BW: Czysto technicznie: zaczynamy od tego, że pozbywamy się wtórnych nawarstwień. Przy okazji tych oczyszczeń widzimy, co dzieje się pod spodem. Niekiedy bywa też tak, że mamy ubytki, które trzeba uzupełnić adekwatną zaprawą. Czasami trzeba użyć wzmocnień chemicznych. Ale przede wszystkim potrzebne jest dużo doświadczenia i pokory. To jest trochę badanie pacjenta. Tu się coś ruszy, tu odsłoni, tam wzmocni gdzieś punktowo. 

AZ: Przy oczyszczaniu ważne są też warunki atmosferyczne. Trzeba pamiętać o odpowiednim ustawieniu i zabezpieczeniu rusztowania, nadzorowaniu pogody, krótko- i długodystansowej; myśleć o przygotowaniu nagrzewnicy, i tak dalej. Może to dziwić, ale to wszystko jest tak złożonym tematem, że czasami można poczuć się jak kardiochirurg, który opowiada o swojej operacji.
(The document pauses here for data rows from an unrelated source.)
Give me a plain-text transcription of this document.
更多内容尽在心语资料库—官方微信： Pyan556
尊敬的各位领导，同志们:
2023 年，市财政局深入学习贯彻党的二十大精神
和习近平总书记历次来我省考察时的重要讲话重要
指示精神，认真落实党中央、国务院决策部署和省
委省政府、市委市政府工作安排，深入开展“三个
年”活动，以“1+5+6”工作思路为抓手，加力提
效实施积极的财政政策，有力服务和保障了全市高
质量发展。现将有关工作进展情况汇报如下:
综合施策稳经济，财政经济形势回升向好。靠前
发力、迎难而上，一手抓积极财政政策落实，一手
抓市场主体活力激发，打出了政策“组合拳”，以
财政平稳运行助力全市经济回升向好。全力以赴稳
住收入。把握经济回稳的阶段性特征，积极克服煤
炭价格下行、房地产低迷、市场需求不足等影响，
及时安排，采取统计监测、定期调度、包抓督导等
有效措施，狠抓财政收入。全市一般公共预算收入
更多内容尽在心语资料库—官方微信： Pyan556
Trochę tak to brzmi, nie? Wszyscy byli zdziwieni, że tyle to trwa, ale faktycznie tyle to zajmuje. Chociaż we Wschowie było tylko 9 metrów kwadratowych powierzchni, a my działaliśmy  tam tydzień za tygodniem, i wszystko po prostu musiało mieć swój czas właśnie na tę technologię. Tak naprawdę do takich napisów trzeba podejść jak do fresku. Każdy przypadek jest inny.
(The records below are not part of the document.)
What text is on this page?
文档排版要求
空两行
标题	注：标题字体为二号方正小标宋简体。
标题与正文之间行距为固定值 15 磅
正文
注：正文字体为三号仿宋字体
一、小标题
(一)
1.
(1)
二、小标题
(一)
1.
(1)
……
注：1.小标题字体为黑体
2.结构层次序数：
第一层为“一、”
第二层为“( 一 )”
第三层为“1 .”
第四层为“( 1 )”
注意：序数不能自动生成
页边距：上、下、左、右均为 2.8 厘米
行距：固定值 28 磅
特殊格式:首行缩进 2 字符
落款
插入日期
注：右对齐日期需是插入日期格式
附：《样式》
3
BW: Co jest wyjątkowe przypadku szyldów: one bardzo często były malowane farbami olejnymi. Ale nie takimi, jakimi kojarzymy je dzisiaj. Może można je porównać do artystycznych farb olejnych do malowania obrazów: były bardzo tłuste, gęste, miały bardzo intensywne kolory, dlatego też ten szyld do dzisiaj wygląda tak wyraziście, po 80 latach. Przy farbach olejnych trzeba bardzo uważać na oczyszczanie, żeby nie usunąć napisu, nie skruszyć go. Czasami trzeba zastosować trochę metod związanych z malarstwem na płótnie. To jest trudna sprawa. Trzeba bardzo indywidualnie podejść do tego tematu.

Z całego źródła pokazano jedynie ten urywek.